August was the best financial month of the year for Three Rivers Health, but it was still a loss.
That was the word from Steve Andrews, vice president of finance, as he reviewed financial statements Thursday (September 25th) during the regular monthly meeting of the Three Rivers Health Authority Board.
Andrews said Three Rivers Health recorded a total net loss of $91,000 ($91,105) in August, which he said was “pretty much what we had predicted last month.”
For the year-to-date, the net loss totals just over $1.5 million ($1,547,720).
Andrews said, “We do expect there to be some more improvement over September and October,” but he cautioned that, “even with all these improvements,” the losses in November and December will likely be worse than these months because of the holidays. Andrews said, “We’re trying to get ahead of that to see if we can offset that somewhat, but, historically, those have been tough months and we expect that to happen again.”
Andrews said preliminary projections for the remainder of the year suggest the days cash on hand – around 15 to 20 days – will not get worse, but “pretty much stay in that range.”
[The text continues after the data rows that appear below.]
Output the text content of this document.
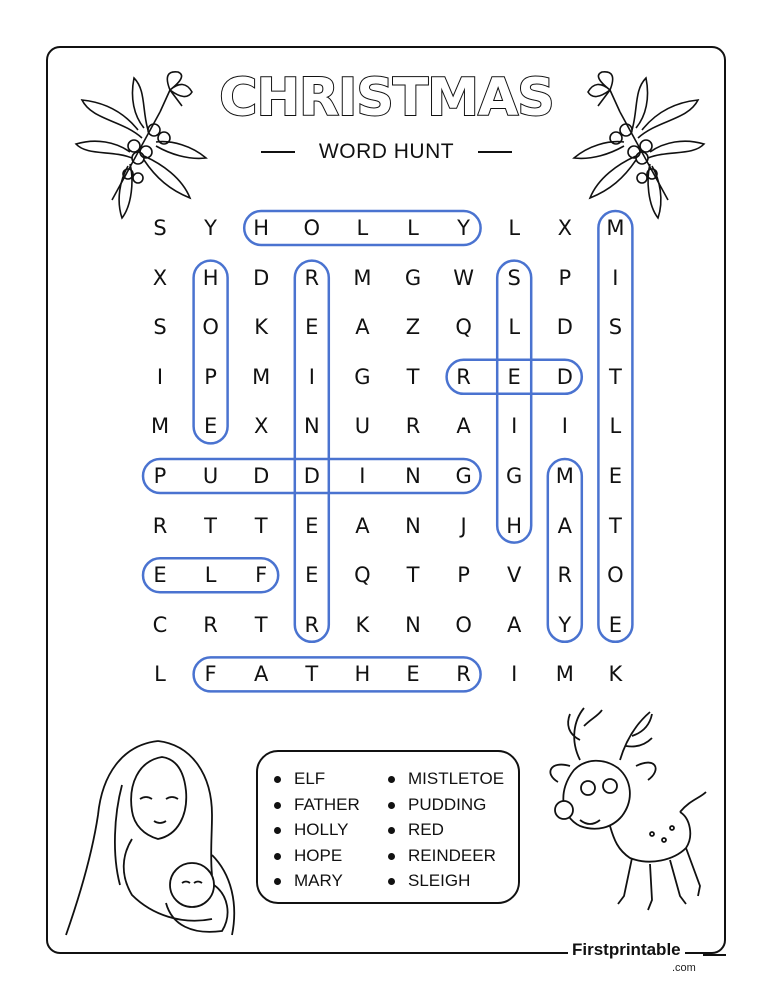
CHRISTMAS
WORD HUNT
S	Y	H	O	L	L	Y	L	X	M
X	H	D	R	M	G	W	S	P	I
S	O	K	E	A	Z	Q	L	D	S
I	P	M	I	G	T	R	E	D	T
M	E	X	N	U	R	A	I	I	L
P	U	D	D	I	N	G	G	M	E
R	T	T	E	A	N	J	H	A	T
E	L	F	E	Q	T	P	V	R	O
C	R	T	R	K	N	O	A	Y	E
L	F	A	T	H	E	R	I	M	K
ELF
FATHER
HOLLY
HOPE
MARY
MISTLETOE
PUDDING
RED
REINDEER
SLEIGH
Firstprintable
.com
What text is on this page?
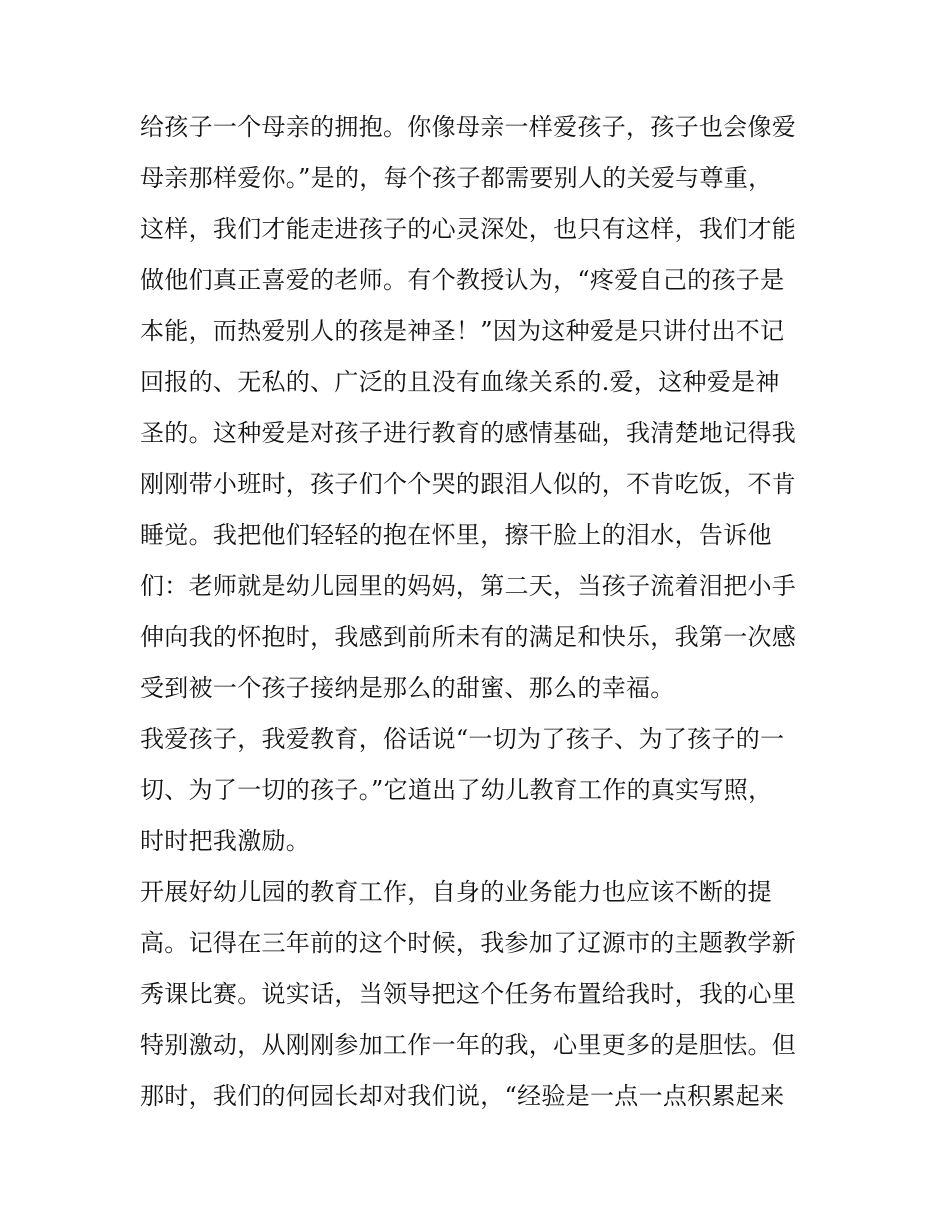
给孩子一个母亲的拥抱。你像母亲一样爱孩子，孩子也会像爱
母亲那样爱你。”是的，每个孩子都需要别人的关爱与尊重，
这样，我们才能走进孩子的心灵深处，也只有这样，我们才能
做他们真正喜爱的老师。有个教授认为，“疼爱自己的孩子是
本能，而热爱别人的孩是神圣！”因为这种爱是只讲付出不记
回报的、无私的、广泛的且没有血缘关系的.爱，这种爱是神
圣的。这种爱是对孩子进行教育的感情基础，我清楚地记得我
刚刚带小班时，孩子们个个哭的跟泪人似的，不肯吃饭，不肯
睡觉。我把他们轻轻的抱在怀里，擦干脸上的泪水，告诉他
们：老师就是幼儿园里的妈妈，第二天，当孩子流着泪把小手
伸向我的怀抱时，我感到前所未有的满足和快乐，我第一次感
受到被一个孩子接纳是那么的甜蜜、那么的幸福。
我爱孩子，我爱教育，俗话说“一切为了孩子、为了孩子的一
切、为了一切的孩子。”它道出了幼儿教育工作的真实写照，
时时把我激励。
开展好幼儿园的教育工作，自身的业务能力也应该不断的提
高。记得在三年前的这个时候，我参加了辽源市的主题教学新
秀课比赛。说实话，当领导把这个任务布置给我时，我的心里
特别激动，从刚刚参加工作一年的我，心里更多的是胆怯。但
那时，我们的何园长却对我们说，“经验是一点一点积累起来
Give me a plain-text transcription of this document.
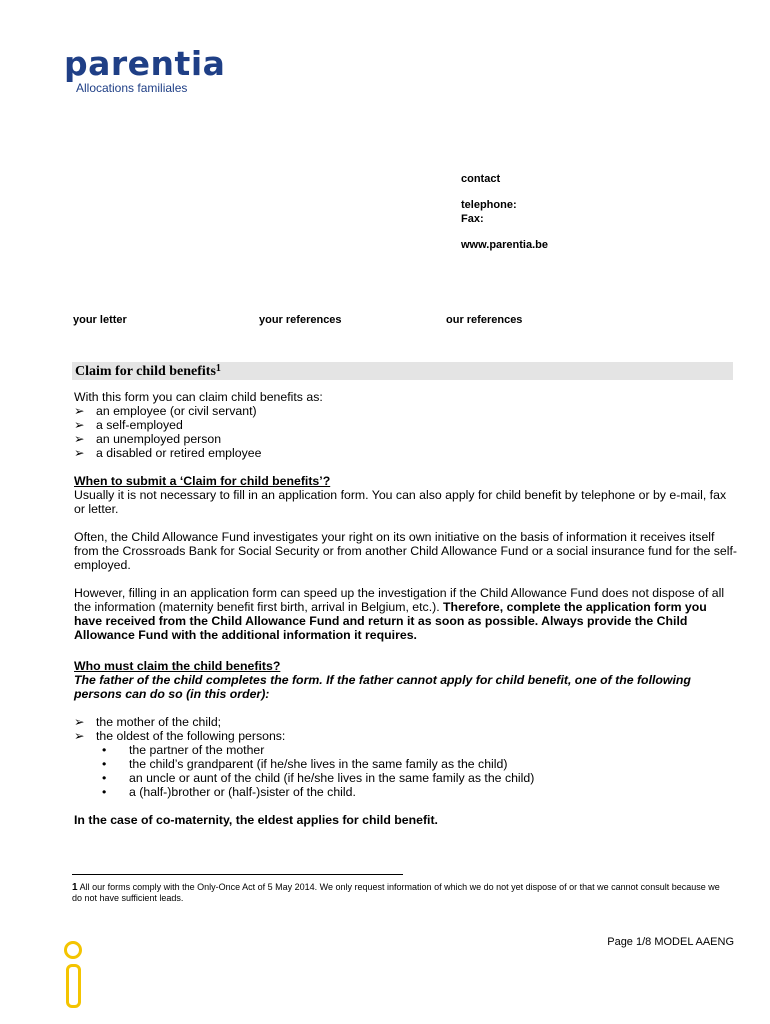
parentia
Allocations familiales
contact
telephone:
Fax:
www.parentia.be
your letter	your references	our references
Claim for child benefits$^1$
With this form you can claim child benefits as:
➢ an employee (or civil servant)
➢ a self-employed
➢ an unemployed person
➢ a disabled or retired employee
When to submit a ‘Claim for child benefits’?
Usually it is not necessary to fill in an application form. You can also apply for child benefit by telephone or by e-mail, fax or letter.
Often, the Child Allowance Fund investigates your right on its own initiative on the basis of information it receives itself from the Crossroads Bank for Social Security or from another Child Allowance Fund or a social insurance fund for the self-employed.
However, filling in an application form can speed up the investigation if the Child Allowance Fund does not dispose of all the information (maternity benefit first birth, arrival in Belgium, etc.). Therefore, complete the application form you have received from the Child Allowance Fund and return it as soon as possible. Always provide the Child Allowance Fund with the additional information it requires.
Who must claim the child benefits?
The father of the child completes the form. If the father cannot apply for child benefit, one of the following persons can do so (in this order):
➢ the mother of the child;
➢ the oldest of the following persons:
• the partner of the mother
• the child’s grandparent (if he/she lives in the same family as the child)
• an uncle or aunt of the child (if he/she lives in the same family as the child)
• a (half-)brother or (half-)sister of the child.
In the case of co-maternity, the eldest applies for child benefit.
$^1$ All our forms comply with the Only-Once Act of 5 May 2014. We only request information of which we do not yet dispose of or that we cannot consult because we do not have sufficient leads.
Page 1/8 MODEL AAENG
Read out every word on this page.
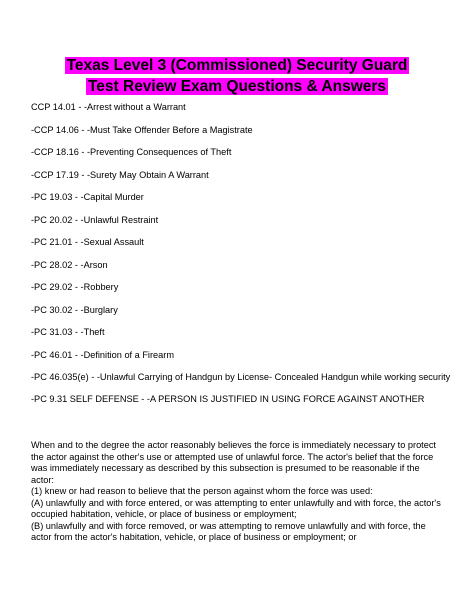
Texas Level 3 (Commissioned) Security Guard
Test Review Exam Questions & Answers

CCP 14.01 - -Arrest without a Warrant

-CCP 14.06 - -Must Take Offender Before a Magistrate

-CCP 18.16 - -Preventing Consequences of Theft

-CCP 17.19 - -Surety May Obtain A Warrant

-PC 19.03 - -Capital Murder

-PC 20.02 - -Unlawful Restraint

-PC 21.01 - -Sexual Assault

-PC 28.02 - -Arson

-PC 29.02 - -Robbery

-PC 30.02 - -Burglary

-PC 31.03 - -Theft

-PC 46.01 - -Definition of a Firearm

-PC 46.035(e) - -Unlawful Carrying of Handgun by License- Concealed Handgun while working security

-PC 9.31 SELF DEFENSE - -A PERSON IS JUSTIFIED IN USING FORCE AGAINST ANOTHER

When and to the degree the actor reasonably believes the force is immediately necessary to protect the actor against the other's use or attempted use of unlawful force. The actor's belief that the force was immediately necessary as described by this subsection is presumed to be reasonable if the actor:

(1) knew or had reason to believe that the person against whom the force was used:

(A) unlawfully and with force entered, or was attempting to enter unlawfully and with force, the actor's occupied habitation, vehicle, or place of business or employment;

(B) unlawfully and with force removed, or was attempting to remove unlawfully and with force, the actor from the actor's habitation, vehicle, or place of business or employment; or
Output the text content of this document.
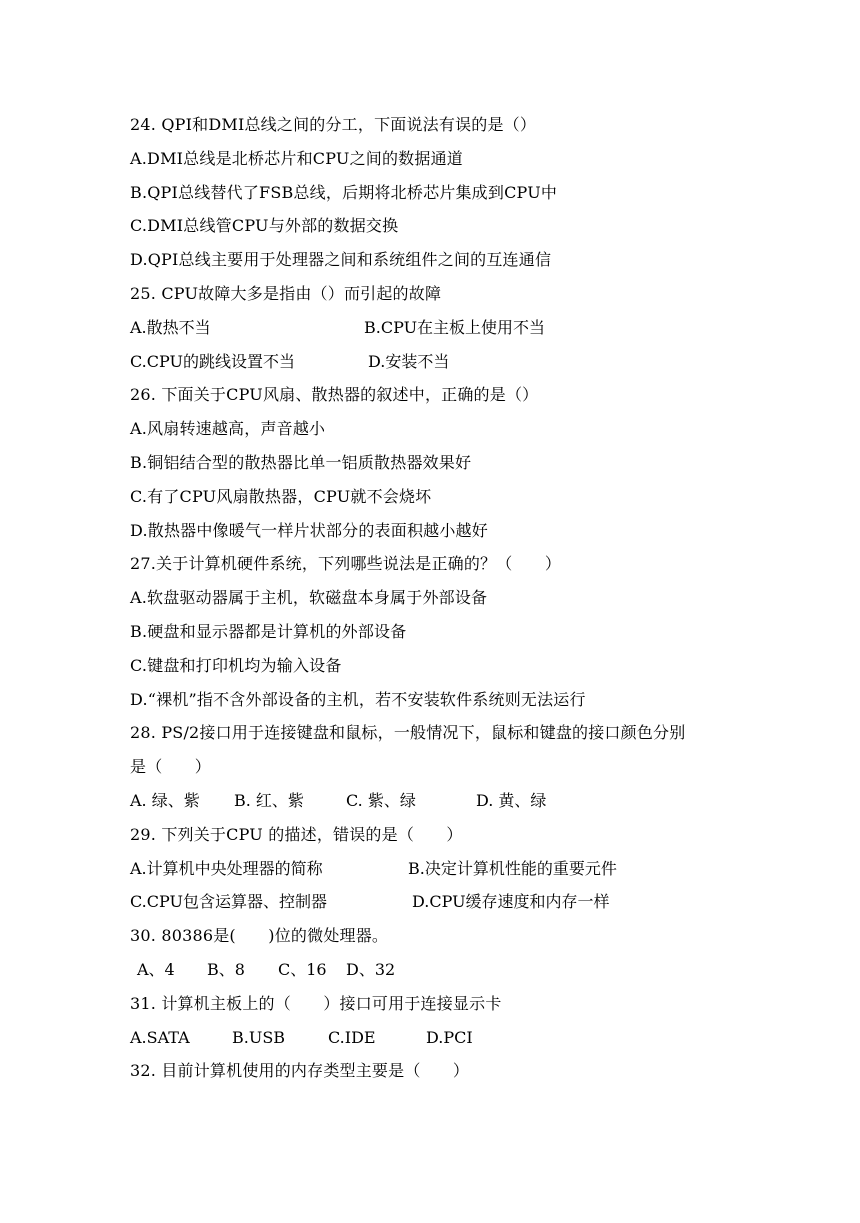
24. QPI和DMI总线之间的分工，下面说法有误的是（）
A.DMI总线是北桥芯片和CPU之间的数据通道
B.QPI总线替代了FSB总线，后期将北桥芯片集成到CPU中
C.DMI总线管CPU与外部的数据交换
D.QPI总线主要用于处理器之间和系统组件之间的互连通信
25. CPU故障大多是指由（）而引起的故障

A.散热不当

	B.CPU在主板上使用不当

C.CPU的跳线设置不当

	D.安装不当

26. 下面关于CPU风扇、散热器的叙述中，正确的是（）
A.风扇转速越高，声音越小
B.铜铝结合型的散热器比单一铝质散热器效果好
C.有了CPU风扇散热器，CPU就不会烧坏
D.散热器中像暖气一样片状部分的表面积越小越好
27.关于计算机硬件系统，下列哪些说法是正确的？（　　）
A.软盘驱动器属于主机，软磁盘本身属于外部设备
B.硬盘和显示器都是计算机的外部设备
C.键盘和打印机均为输入设备
D.“裸机”指不含外部设备的主机，若不安装软件系统则无法运行
28. PS/2接口用于连接键盘和鼠标，一般情况下，鼠标和键盘的接口颜色分别
是（　　）

A. 绿、紫

B. 红、紫

	C. 紫、绿

	D. 黄、绿

29. 下列关于CPU 的描述，错误的是（　　）

A.计算机中央处理器的简称

	B.决定计算机性能的重要元件

C.CPU包含运算器、控制器

	D.CPU缓存速度和内存一样

30. 80386是(　　)位的微处理器。

A、4

B、8

C、16

D、32

31. 计算机主板上的（　　）接口可用于连接显示卡

A.SATA

	B.USB

	C.IDE

	D.PCI

32. 目前计算机使用的内存类型主要是（　　）
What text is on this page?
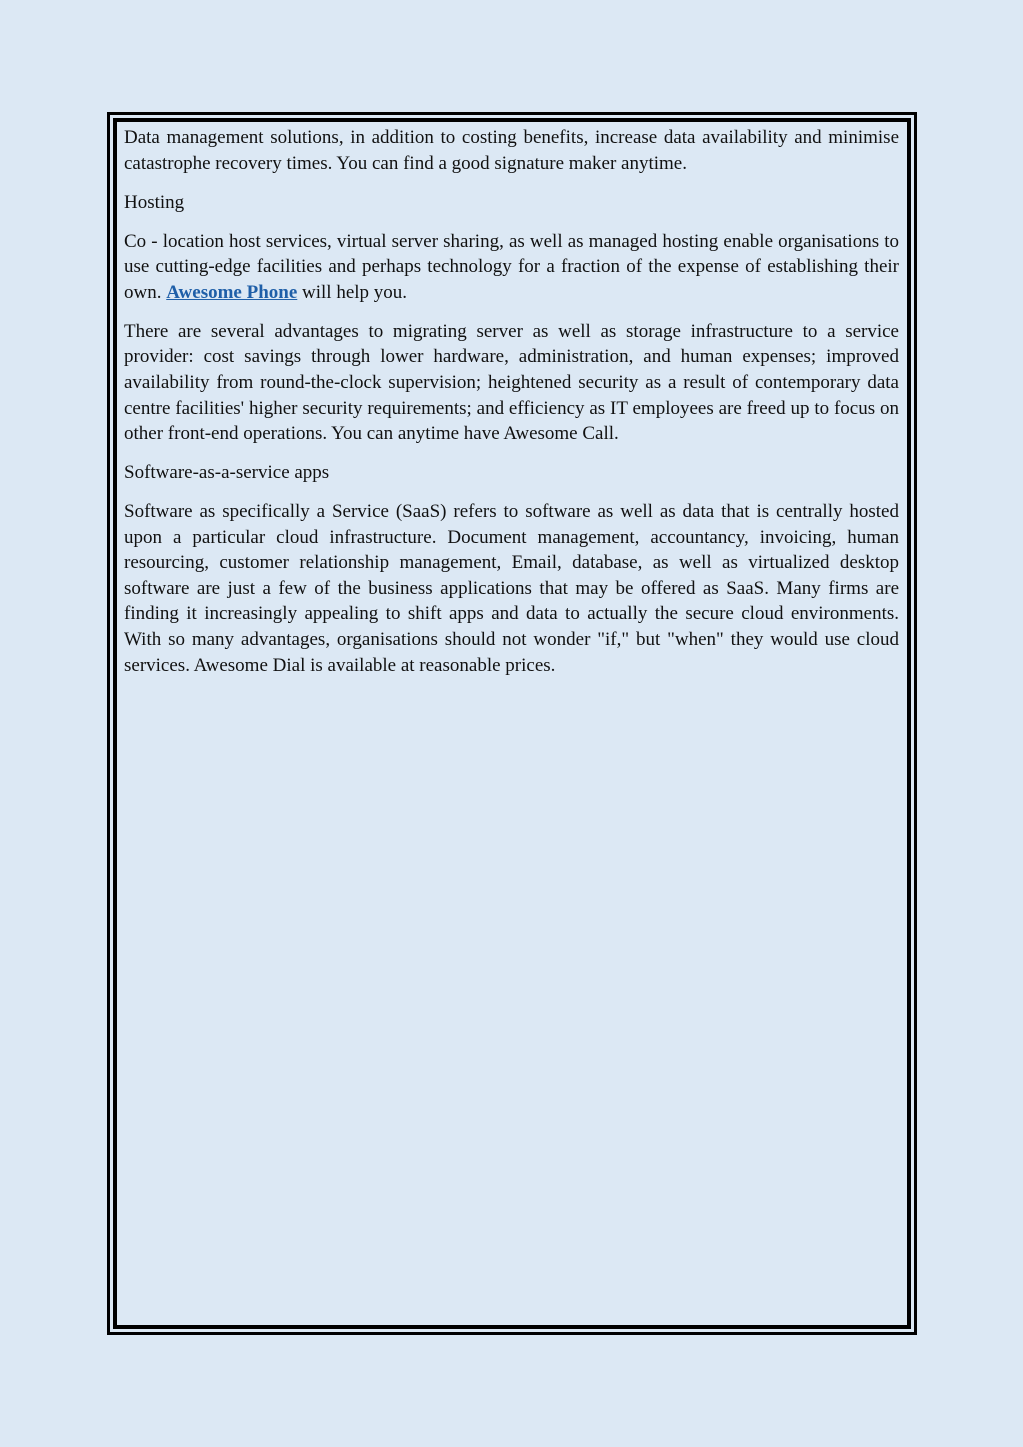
Data management solutions, in addition to costing benefits, increase data availability and minimise catastrophe recovery times. You can find a good signature maker anytime.

Hosting

Co - location host services, virtual server sharing, as well as managed hosting enable organisations to use cutting-edge facilities and perhaps technology for a fraction of the expense of establishing their own. Awesome Phone will help you.

There are several advantages to migrating server as well as storage infrastructure to a service provider: cost savings through lower hardware, administration, and human expenses; improved availability from round-the-clock supervision; heightened security as a result of contemporary data centre facilities' higher security requirements; and efficiency as IT employees are freed up to focus on other front-end operations. You can anytime have Awesome Call.

Software-as-a-service apps

Software as specifically a Service (SaaS) refers to software as well as data that is centrally hosted upon a particular cloud infrastructure. Document management, accountancy, invoicing, human resourcing, customer relationship management, Email, database, as well as virtualized desktop software are just a few of the business applications that may be offered as SaaS. Many firms are finding it increasingly appealing to shift apps and data to actually the secure cloud environments. With so many advantages, organisations should not wonder "if," but "when" they would use cloud services. Awesome Dial is available at reasonable prices.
Later in the meeting, in comments regarding “Recovery Planning,” Matt Chambers, President & CEO, said that, “By January, with the cuts that we have made and the cuts that are planned for the future, we will be able to make, essentially, a “break even” starting in January. But we’ll need to work on other ways to generate more capital for the organization going forward.”
The statute under which the Three Rivers Health Authority operates allows the use of millage and this is among revenue generating options that are being explored. The board can authorize a four-tenths-of-a-mill levy for operations and – with voter approval – levy up to two additional mills to raise money for capital expenditures.